S4 calculates the weights of importance of each particle according to given map m and observation model likelihood-domain and with new weight;
It is obtained in x-y space at a distance from nearest barrier with likelihood-domain calculating observation probability using map m as conditionDist:
Since the noise of sensor different beams is independent from each other, to kValue be multiplied, by by oneA be just distributed very much is uniformly distributed the likelihood result q for being mixed to get observation model with one:
Give three parameter zhit、zrandAnd zmaxIt is weighted and averaged mixing, and zhit+zrand+zmax=1.
S5, population needed for adaptively adjusting next iteration in the distribution situation of state space according to particle;
KLD sampling all determines sample number to each particle filter iteration with probability 1- δ, so that true Posterior distrbutionp and baseError between the APPROXIMATE DISTRIBUTION of sampling is less than ε, thereby determines that the size of resampling sample set, when population n meets oneWhen definite value, it is ensured that the K-L distance between the true value and estimated value of probability is less than threshold epsilon, at this time the value of n are as follows:
Wherein z1-δIt is the standardized normal distribution of upper quantile 1- δ, h indicates the histogram for being at least filled with a particleDigit is meeting nxBefore counting boundary, KLD sampling will generate always particle.
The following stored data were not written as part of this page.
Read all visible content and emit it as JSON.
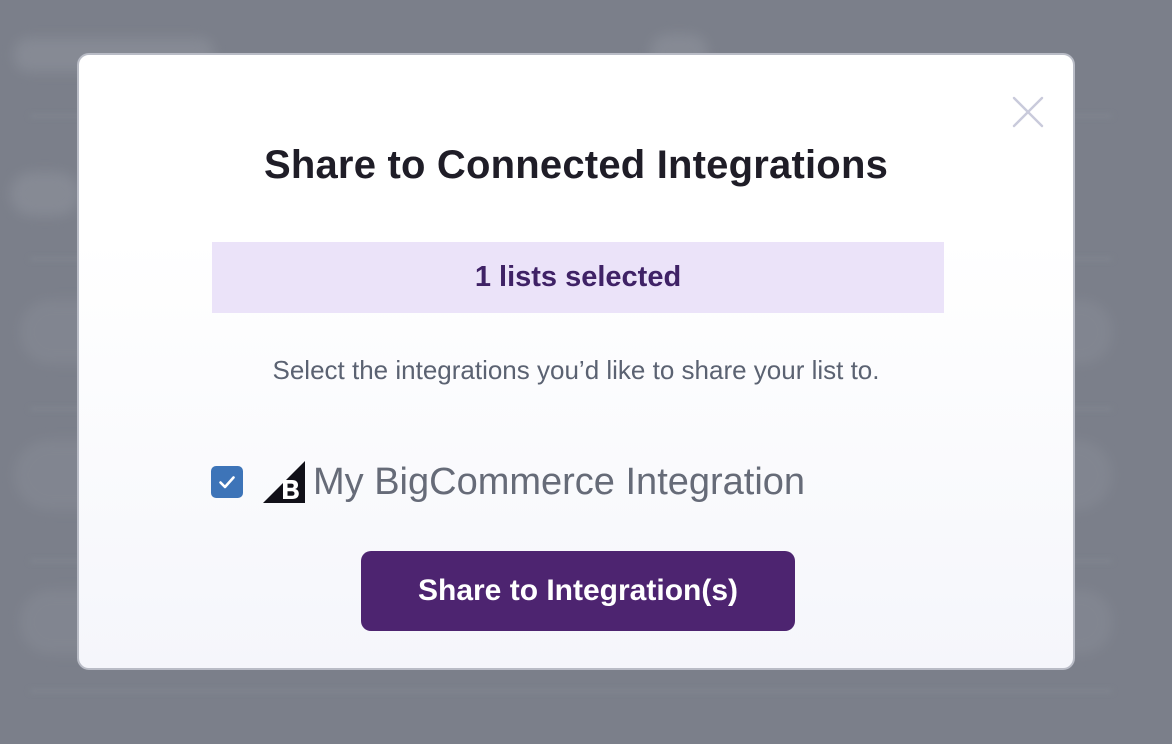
{
  "modal": {
    "title": "Share to Connected Integrations",
    "selected_banner": "1 lists selected",
    "instructions": "Select the integrations you’d like to share your list to.",
    "close_icon": "close-icon"
  },
  "integrations": [
    {
      "label": "My BigCommerce Integration",
      "checked": true,
      "logo_icon": "bigcommerce-logo-icon"
    }
  ],
  "actions": {
    "share_label": "Share to Integration(s)"
  },
  "colors": {
    "backdrop": "#7b7f8a",
    "banner_bg": "#ebe3f9",
    "banner_text": "#3f2266",
    "checkbox": "#3d74b8",
    "primary_button": "#4d2470",
    "title_text": "#1f1d27",
    "muted_text": "#5b6272"
  }
}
S6 determines the position of robot in the environment according to the distribution situation of particle.The present invention can carry out robotIt is accurately positioned.
The above embodiment is interpreted as being merely to illustrate the present invention rather than limit the scope of the invention.?After the content for having read record of the invention, technical staff can be made various changes or modifications the present invention, these equivalent changesChange and modification equally falls into the scope of the claims in the present invention.